Mechanische Schädigungen von Werkstoffen im Kontakt mit Wasserstoff stellen hinsichtlich Zuverlässigkeit und Lebensdauer erhebliche werkstofftechnologische Herausforderungen an Komponenten wie Leitungsrohre, Speichertanks, Ventile oder Kompressoren dar. Mit einer neuartigen Wasserstoffgas-Hochdruckkammer für mikromechanische Prüfungen verfügt das Fraunhofer IWM nun über neue Möglichkeiten, den Wasserstoffeinfluss auf das Materialverhalten auf mikroskopischer Ebene zu untersuchen.

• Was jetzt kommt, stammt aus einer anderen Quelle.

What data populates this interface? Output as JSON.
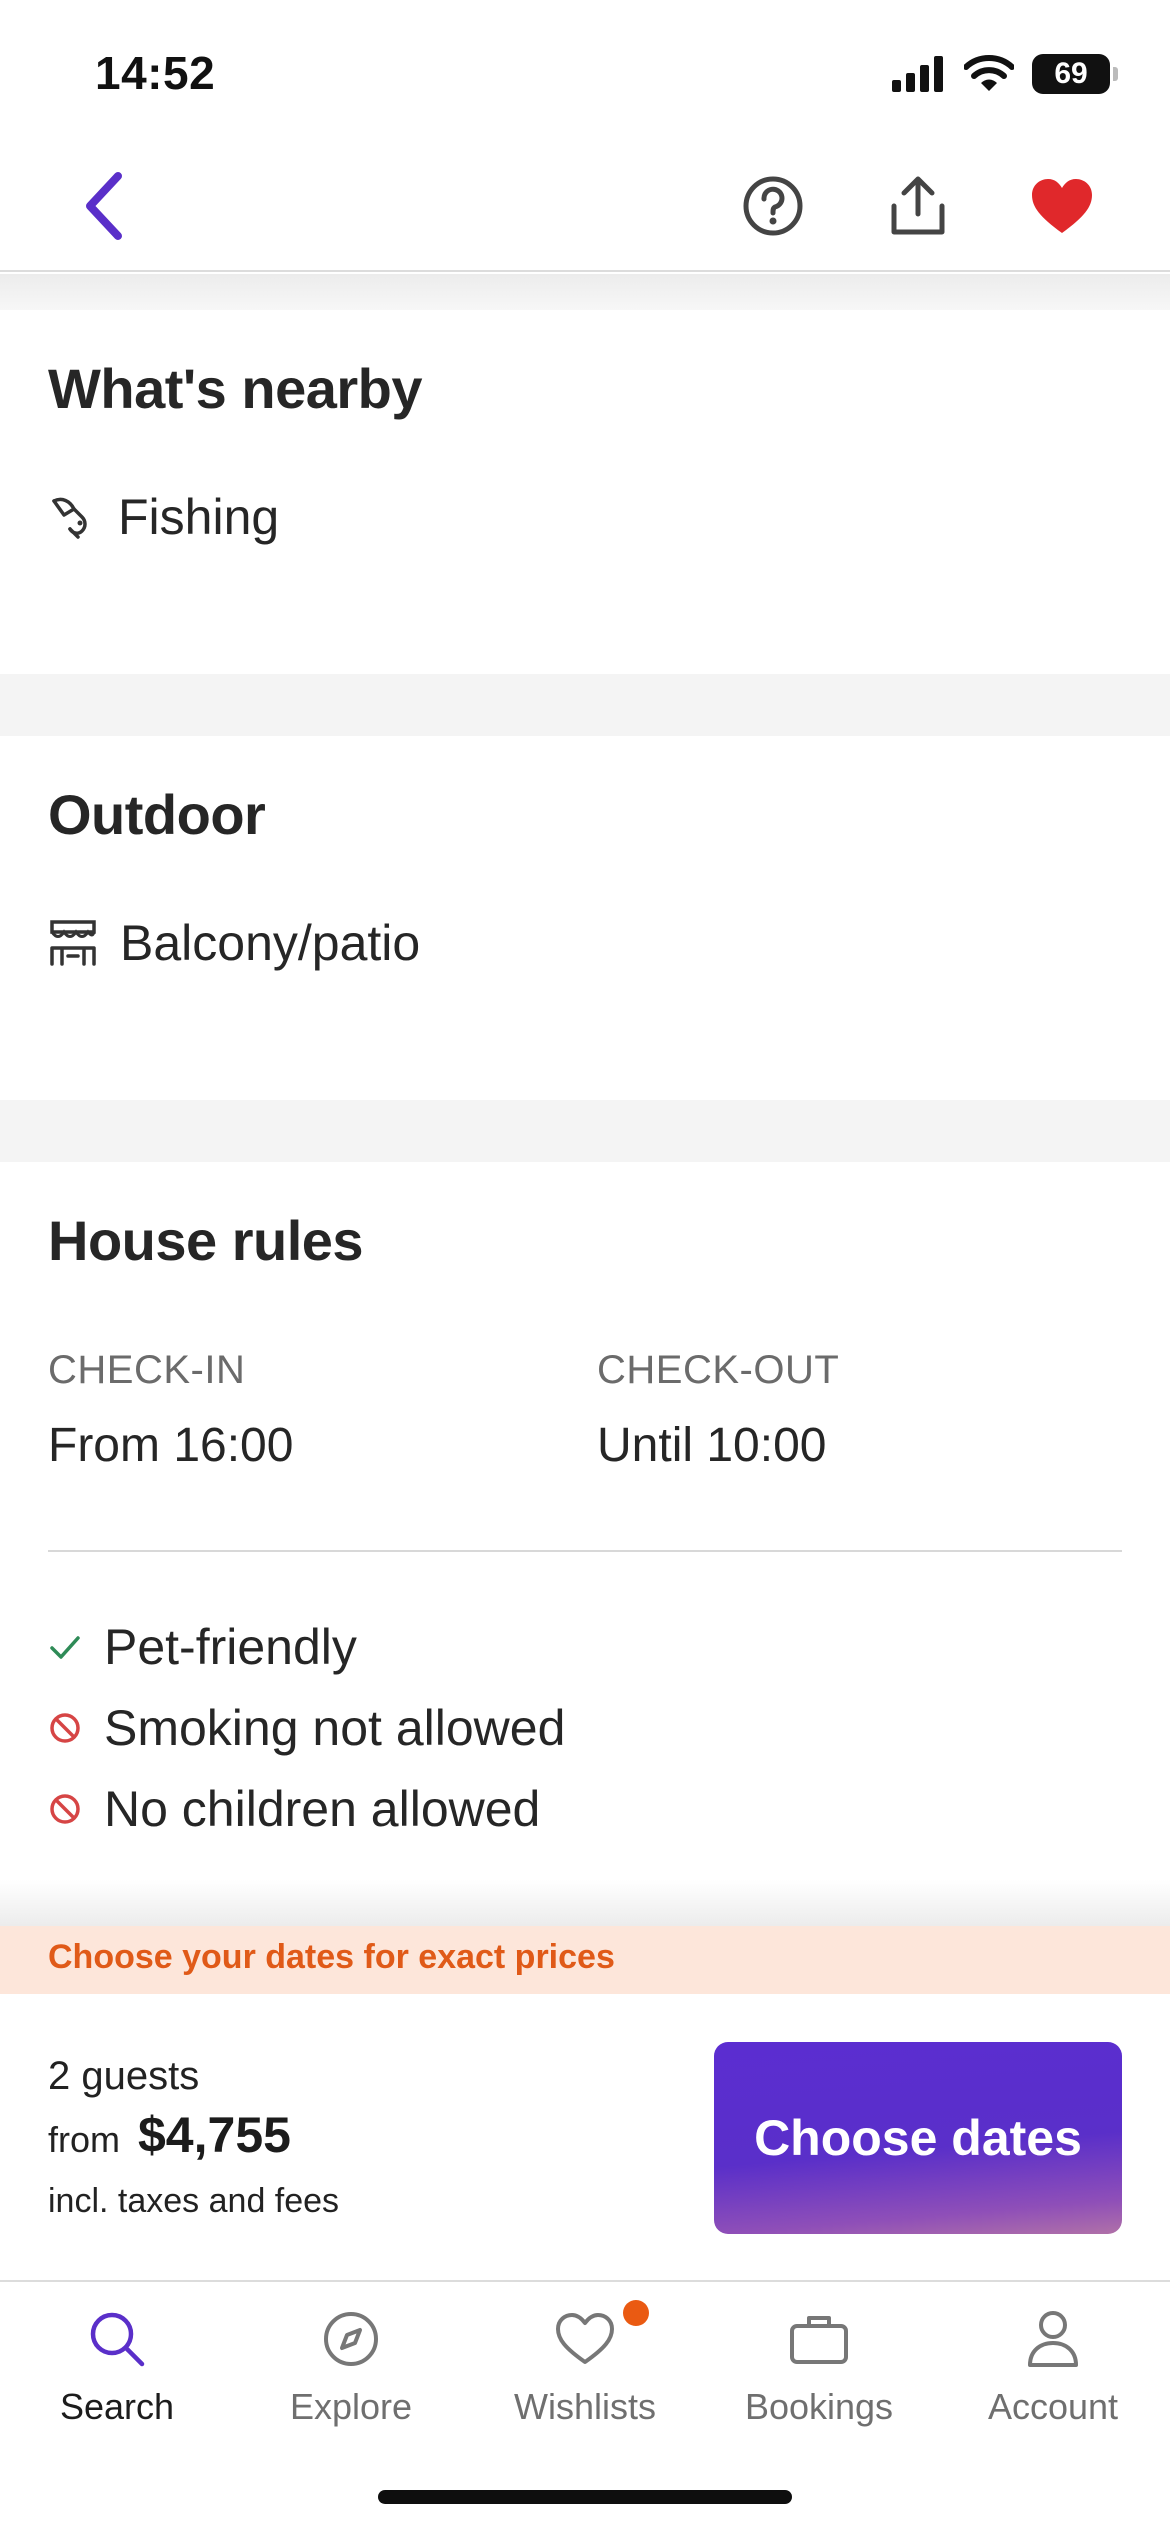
{
  "status_bar": {
    "time": "14:52",
    "battery": "69"
  },
  "colors": {
    "accent": "#5a2fc9",
    "heart": "#e0282b",
    "banner_text": "#e05a18",
    "banner_bg": "#fde6da",
    "badge": "#ea5a12"
  },
  "nav": {
    "icons": [
      "back-chevron-icon",
      "help-icon",
      "share-icon",
      "heart-icon"
    ]
  },
  "nearby": {
    "title": "What's nearby",
    "items": [
      {
        "icon": "fishing-icon",
        "label": "Fishing"
      }
    ]
  },
  "outdoor": {
    "title": "Outdoor",
    "items": [
      {
        "icon": "balcony-icon",
        "label": "Balcony/patio"
      }
    ]
  },
  "house_rules": {
    "title": "House rules",
    "checkin_label": "CHECK-IN",
    "checkin_value": "From 16:00",
    "checkout_label": "CHECK-OUT",
    "checkout_value": "Until 10:00",
    "rules": [
      {
        "icon": "check-icon",
        "label": "Pet-friendly"
      },
      {
        "icon": "prohibited-icon",
        "label": "Smoking not allowed"
      },
      {
        "icon": "prohibited-icon",
        "label": "No children allowed"
      }
    ]
  },
  "banner": {
    "text": "Choose your dates for exact prices"
  },
  "booking": {
    "guests": "2 guests",
    "from_label": "from",
    "price": "$4,755",
    "taxes": "incl. taxes and fees",
    "cta_label": "Choose dates"
  },
  "tabs": [
    {
      "label": "Search",
      "icon": "search-icon",
      "active": true
    },
    {
      "label": "Explore",
      "icon": "compass-icon"
    },
    {
      "label": "Wishlists",
      "icon": "heart-outline-icon",
      "badge": true
    },
    {
      "label": "Bookings",
      "icon": "briefcase-icon"
    },
    {
      "label": "Account",
      "icon": "person-icon"
    }
  ]
}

Diese Anlage ermöglicht eine schnelle und kostengünstige Ermittlung der Auswirkungen von Wasserstoff auf mechanische Eigenschaften und damit eine bessere Qualifizierung und Auswahl von Werkstoffen, die sich für den Einsatz in wasserstoffhaltigen Umgebungen eignen.
Aus materialwissenschaftlicher Sicht spielt die Mikroskala mit Probenquerschnitten von typischerweise 400 μm × 200 μm eine für Materialien entscheidende Rolle: Hier sind Verteilungen von Poren, Fremdphasen, Korngrenzen, Versetzungen, atomare Fehlstellen sowie Korngrößen und Kornorientierungen in Materialgefügen entscheidende Faktoren für die Materialeigenschaften. Mit Mikroproben werden Einblicke in grundlegende Mechanismen wie Rissentstehung und -ausbreitung, belastungsinduzierte Gefüge- und Phasenumwandlungen gewonnen. So können makroskopische Versagensereignisse bis zu ihren mikroskopischen Ursachen zurückverfolgt werden. Die kleinen Proben ermöglichen es, sowohl extrem kleine Bauteile als auch lokale Besonderheiten in größeren Bauteilen zu prüfen.
Anwendungsbeispiele
Durch die Entnahme von Mikroproben aus verschiedenen Zonen von Schweißnähten in Bauteilen können Bereiche im Werkstoffgefüge identifiziert werden, die für Wasserstoffversprödung anfällig sind. Dieser Ansatz zeigt, wie verschiedene Bereiche der Wärmeeinflusszone unter Wasserstoffeinwirkung unterschiedlich reagieren, und er unterstützt die Entwicklung weniger konservativer und somit kostengünstigerer Konstruktionsrichtlinien für Komponenten, die mit Hochdruck-Wasserstoff belastbar sind.
Die mechanischen Eigenschaften dünnwandiger Bauteile in der Hauptbelastungsrichtung können nur mit Mikroproben bestimmt werden. Die Prüfung anhand von Mikroproben ermöglicht zuverlässigere Konstruktionsentscheidungen für sicherere, leichte wasserstoffbetriebene Systeme.
Dünnschichtbasierte Wasserstoff-Membransensoren, die für die Lecksuche von entscheidender Bedeutung sind, können mittels Mikroproben mechanisch getestet werden, um ihre Reaktionsempfindlichkeit und Haltbarkeit unter Hochdruck-Wasserstoffbelastung zu bewerten. Darüber hinaus können aus der Sensormembran selbst entnommene Mikroproben auf ihre potenzielle Empfindlichkeit gegenüber Wasserstoffversprödung untersucht werden.